Sunday, 11 November 2018

Gauging the River

Thursday I was looking at the gauges on Shoothill GaugeMap, after the recent rain, somewhat puzzled. The gauge immediately above the section I hoped to fish, on Friday, was all over the place. The next gauge upstream showed a falling river, only a few centimetres, and the one a bit further up, a rising river again a few centimetres. The one downstream had moved a few millimetres. From experience I knew the river wouldn't be too bad and I needn't be taking 6oz feeders with me. Although it may seem confusing at first, looking at four gauges over an 18 mile stretch of river all doing something different once you know where the gauges a positioned it makes a bit more sense. The upstream gauges is on a rather narrow section. The next one downstream on a wider section. The next is at some sluices and actually measures something different to the others. While the last one is at a weir. Of coarse, the gauges can't tell you what colour is in the river or how much debris is floating down, but, combined with experience, it will let you know if the river is within your comfort zone.

 








Arriving Friday morning the river didn't look too coloured as I drove over the bridge and didn't seem to have a lot of leaves floating about either. The walk through the woods was as treacherous as ever, slipping and sliding all over the place. Once it's got a good soaking the path really is interesting, not only does it go up and down, but it tends to slope towards the river or a nice steep bank. The swim I choose had a nice slack downstream of me and another across and upstream. Tactics were to be similar to the last outing, caster and chopped worm in a feeder with caster/maggot/worm on the hook and groundbait feeder with chopped worm and a lob on the hook. The far bank slack proved to be a tackle thief, so was abandoned in favour of the main current and this is where all bar one fish came from. It was a steady flow of fish that came to double maggot or half a dendrobena. Apart from a couple of minnows and a ruffe. they were all roach or gudgeon. The roach around the 4-6oz mark, while the gudgeon were all on the small side compared to previous. A total of 17 roach and 23 gudgeon. While there wasn't much surface debris I did manage more than a few sticks as well.

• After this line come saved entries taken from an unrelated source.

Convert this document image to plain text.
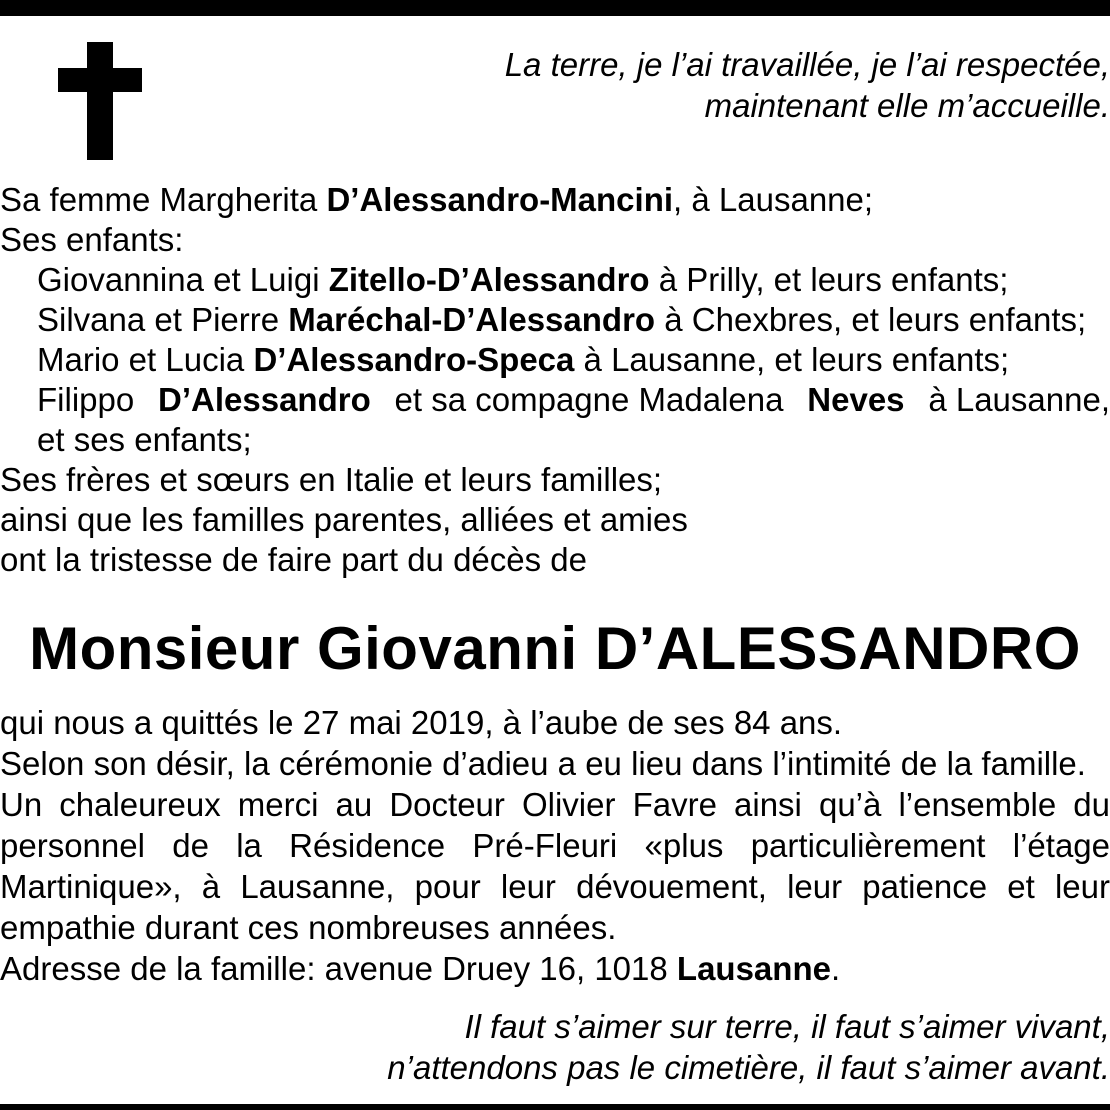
La terre, je l’ai travaillée, je l’ai respectée,
maintenant elle m’accueille.
Sa femme Margherita D’Alessandro-Mancini, à Lausanne;
Ses enfants:
Giovannina et Luigi Zitello-D’Alessandro à Prilly, et leurs enfants;
Silvana et Pierre Maréchal-D’Alessandro à Chexbres, et leurs enfants;
Mario et Lucia D’Alessandro-Speca à Lausanne, et leurs enfants;
Filippo D’Alessandro et sa compagne Madalena Neves à Lausanne,
et ses enfants;
Ses frères et sœurs en Italie et leurs familles;
ainsi que les familles parentes, alliées et amies
ont la tristesse de faire part du décès de
Monsieur Giovanni D’ALESSANDRO
qui nous a quittés le 27 mai 2019, à l’aube de ses 84 ans.
Selon son désir, la cérémonie d’adieu a eu lieu dans l’intimité de la famille.
Un chaleureux merci au Docteur Olivier Favre ainsi qu’à l’ensemble du personnel de la Résidence Pré-Fleuri «plus particulièrement l’étage Martinique», à Lausanne, pour leur dévouement, leur patience et leur empathie durant ces nombreuses années.
Adresse de la famille: avenue Druey 16, 1018 Lausanne.
Il faut s’aimer sur terre, il faut s’aimer vivant,
n’attendons pas le cimetière, il faut s’aimer avant.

The main excitement of the day came when I had bites on both rods. The inside rod providing the biggest roach of the day and the only fish from the slack and on lob, a fish of 13oz. The other, a fish of 11oz, coming to half a dendro. The other highlight came when a gudgeon suddenly got heavy as I was winding it in. What felt a bit like another stick turned out to be a rather scruffy and underweight perch of 1lb 10oz.

 








Not a bad day given the unsettled weather of late. The fish don't seem to have moved into their winter refuges yet, apart from the minnows thankfully.